The phone is a hyper threaded, 32nm Intel Medfield mobile processor that runs the Android 2.x operating system and is poised to compete with the current dual core ARM powered smart phones.  A dual core version of the mobile SoC is also planned in the future.  When questioned if the rumored quad core ARM smart phones would pose a problem for Intel's planned single and dual core phones, David responded that the number of cores is only one aspect of performance, and is a measurement "much like megahertz was in the '90s" and hinted not to count Intel's processors out even when competing against quad core ARM processors.

The tablet did not recieve as much attention as the concept phone; however, we do know that it is capable of running Android Honeycomb, is 7", and will be powered by a very similar 32nm Medfield chip.

projectedpower.png

Intel projects that by 2015, not only will they have passed 14nm manufacturing nodes (which are planned for 2014) but the SoCs will have 10 times the graphics and computational power as their chips released this year.

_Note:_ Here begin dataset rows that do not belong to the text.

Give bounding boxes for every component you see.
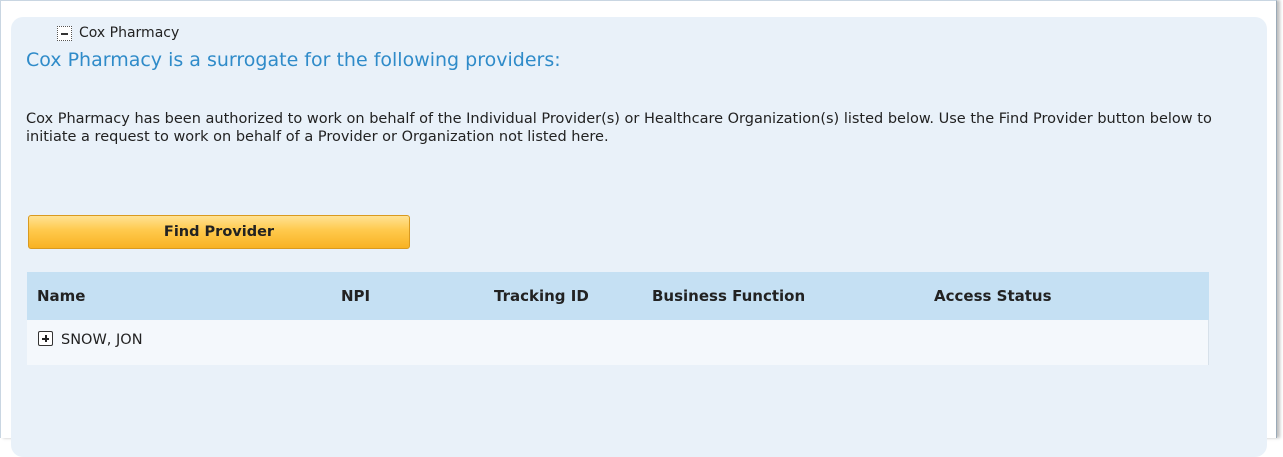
providers-table: Name NPI Tracking ID Business Function A…	[27, 272, 1209, 365]
column-header-tracking-id[interactable]: Tracking ID	[494, 272, 589, 320]
column-header-access-status[interactable]: Access Status	[934, 272, 1052, 320]
column-header-name[interactable]: Name	[37, 272, 85, 320]
column-header-npi[interactable]: NPI	[341, 272, 370, 320]
find-provider-button[interactable]: Find Provider	[28, 215, 410, 249]
page-frame: Cox Pharmacy Cox Pharmacy is a surrogate…	[0, 0, 1277, 457]
table-row: SNOW, JON	[27, 320, 1209, 365]
section-title[interactable]: Cox Pharmacy	[79, 25, 179, 41]
collapse-minus-icon[interactable]	[57, 25, 72, 41]
table-header: Name NPI Tracking ID Business Function A…	[27, 272, 1209, 320]
section-collapse-row[interactable]: Cox Pharmacy	[57, 23, 179, 43]
surrogate-description: Cox Pharmacy has been authorized to work…	[26, 111, 1212, 145]
provider-name[interactable]: SNOW, JON	[61, 332, 143, 348]
column-header-business-function[interactable]: Business Function	[652, 272, 805, 320]
surrogate-heading: Cox Pharmacy is a surrogate for the foll…	[26, 49, 561, 71]
expand-plus-icon[interactable]	[38, 331, 53, 346]
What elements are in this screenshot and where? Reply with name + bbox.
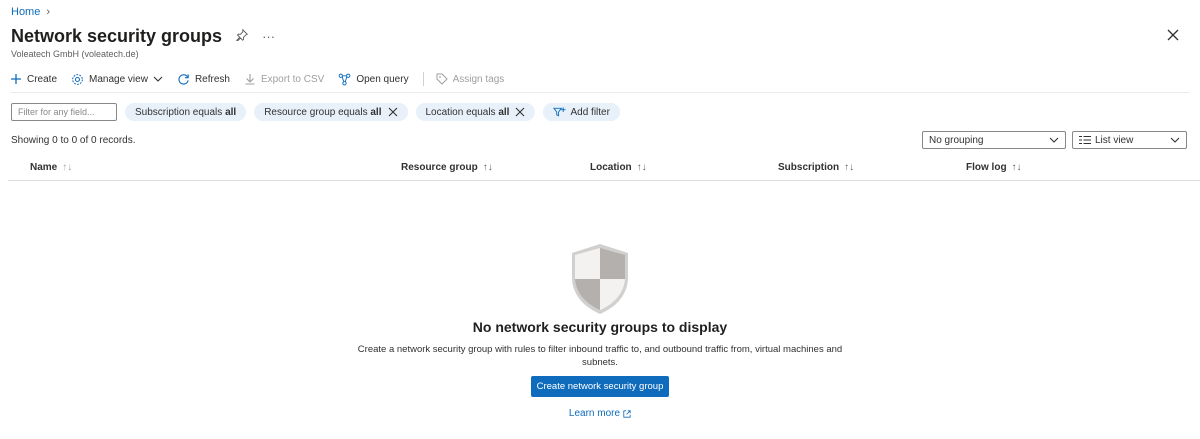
breadcrumb-home-link[interactable]: Home [11, 6, 40, 18]
grouping-dropdown[interactable]: No grouping [922, 131, 1066, 149]
manage-view-button[interactable]: Manage view [71, 73, 163, 86]
manage-view-label: Manage view [89, 73, 148, 85]
filter-pill-label: Subscription equals all [135, 106, 237, 118]
gear-icon [72, 73, 83, 85]
export-csv-button[interactable]: Export to CSV [244, 73, 324, 85]
column-label: Resource group [401, 162, 478, 173]
filter-pill-location[interactable]: Location equals all [415, 103, 536, 121]
column-label: Flow log [966, 162, 1007, 173]
chevron-down-icon [1049, 137, 1059, 143]
plus-icon [11, 74, 21, 84]
filter-pill-label: Location equals all [425, 106, 510, 118]
learn-more-link[interactable]: Learn more [0, 408, 1200, 419]
export-csv-label: Export to CSV [260, 73, 325, 85]
refresh-label: Refresh [194, 73, 230, 85]
external-link-icon [623, 409, 631, 418]
query-icon [338, 73, 351, 85]
add-filter-label: Add filter [570, 106, 610, 118]
refresh-icon [178, 73, 189, 85]
title-row: Network security groups ··· [11, 26, 275, 47]
column-header-name[interactable]: Name ↑↓ [30, 162, 72, 173]
sort-icon: ↑↓ [844, 162, 855, 173]
view-selected: List view [1079, 135, 1133, 146]
create-button[interactable]: Create [10, 73, 57, 85]
column-label: Subscription [778, 162, 840, 173]
empty-state-title: No network security groups to display [472, 319, 728, 335]
sort-icon: ↑↓ [636, 162, 647, 173]
create-button-label: Create [27, 73, 58, 85]
filter-row: Subscription equals all Resource group e… [11, 103, 620, 121]
breadcrumb: Home › [11, 6, 50, 18]
sort-icon: ↑↓ [62, 162, 73, 173]
close-icon[interactable] [388, 107, 398, 117]
column-label: Name [30, 162, 58, 173]
chevron-down-icon [1170, 137, 1180, 143]
empty-state: No network security groups to display Cr… [0, 243, 1200, 419]
assign-tags-label: Assign tags [452, 73, 505, 85]
view-dropdown[interactable]: List view [1072, 131, 1187, 149]
list-icon [1079, 136, 1091, 144]
filter-pill-resource-group[interactable]: Resource group equals all [254, 103, 408, 121]
add-filter-button[interactable]: Add filter [543, 103, 620, 121]
filter-pill-label: Resource group equals all [264, 106, 382, 118]
chevron-right-icon: › [46, 6, 51, 18]
page-subtitle: Voleatech GmbH (voleatech.de) [11, 49, 139, 59]
records-count: Showing 0 to 0 of 0 records. [11, 135, 136, 146]
view-selected-label: List view [1095, 134, 1134, 146]
command-bar: Create Manage view Refresh Export to CSV… [10, 70, 518, 88]
sort-icon: ↑↓ [1011, 162, 1022, 173]
column-header-resource-group[interactable]: Resource group ↑↓ [401, 162, 493, 173]
column-header-subscription[interactable]: Subscription ↑↓ [778, 162, 854, 173]
toolbar-divider-line [10, 92, 1190, 93]
column-header-location[interactable]: Location ↑↓ [590, 162, 647, 173]
page-title: Network security groups [11, 26, 223, 46]
column-header-flow-log[interactable]: Flow log ↑↓ [966, 162, 1022, 173]
toolbar-divider [422, 72, 424, 86]
close-icon[interactable] [515, 107, 525, 117]
download-icon [245, 74, 255, 85]
table-header: Name ↑↓ Resource group ↑↓ Location ↑↓ Su… [8, 156, 1200, 181]
grouping-selected: No grouping [929, 134, 984, 146]
sort-icon: ↑↓ [482, 162, 493, 173]
column-label: Location [590, 162, 632, 173]
close-icon[interactable] [1166, 28, 1182, 44]
learn-more-label: Learn more [568, 408, 621, 419]
empty-state-description: Create a network security group with rul… [357, 344, 843, 368]
shield-icon [572, 244, 628, 314]
filter-input[interactable] [11, 103, 117, 121]
refresh-button[interactable]: Refresh [177, 73, 230, 86]
open-query-button[interactable]: Open query [338, 73, 409, 86]
create-nsg-button[interactable]: Create network security group [530, 376, 670, 397]
tag-icon [436, 73, 448, 85]
chevron-down-icon [153, 76, 163, 82]
filter-pill-subscription[interactable]: Subscription equals all [125, 103, 247, 121]
pin-icon[interactable] [236, 28, 249, 44]
assign-tags-button[interactable]: Assign tags [436, 73, 505, 85]
open-query-label: Open query [356, 73, 409, 85]
more-options-icon[interactable]: ··· [262, 29, 275, 44]
add-filter-icon [553, 107, 567, 117]
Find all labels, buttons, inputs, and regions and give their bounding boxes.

From the keynotes at this year's meeting, Intel is both enthusiastic and confident in their ability to finally dive into the mobile market in force and become a heavywieght competitior to ARM.  Their plans to bring the x86 instruction set and power sipping chips to the handset and netbook markets is a bold move, but if their projections hold true may result in a massive market share increase and further innovation in an even more competitive mobile market.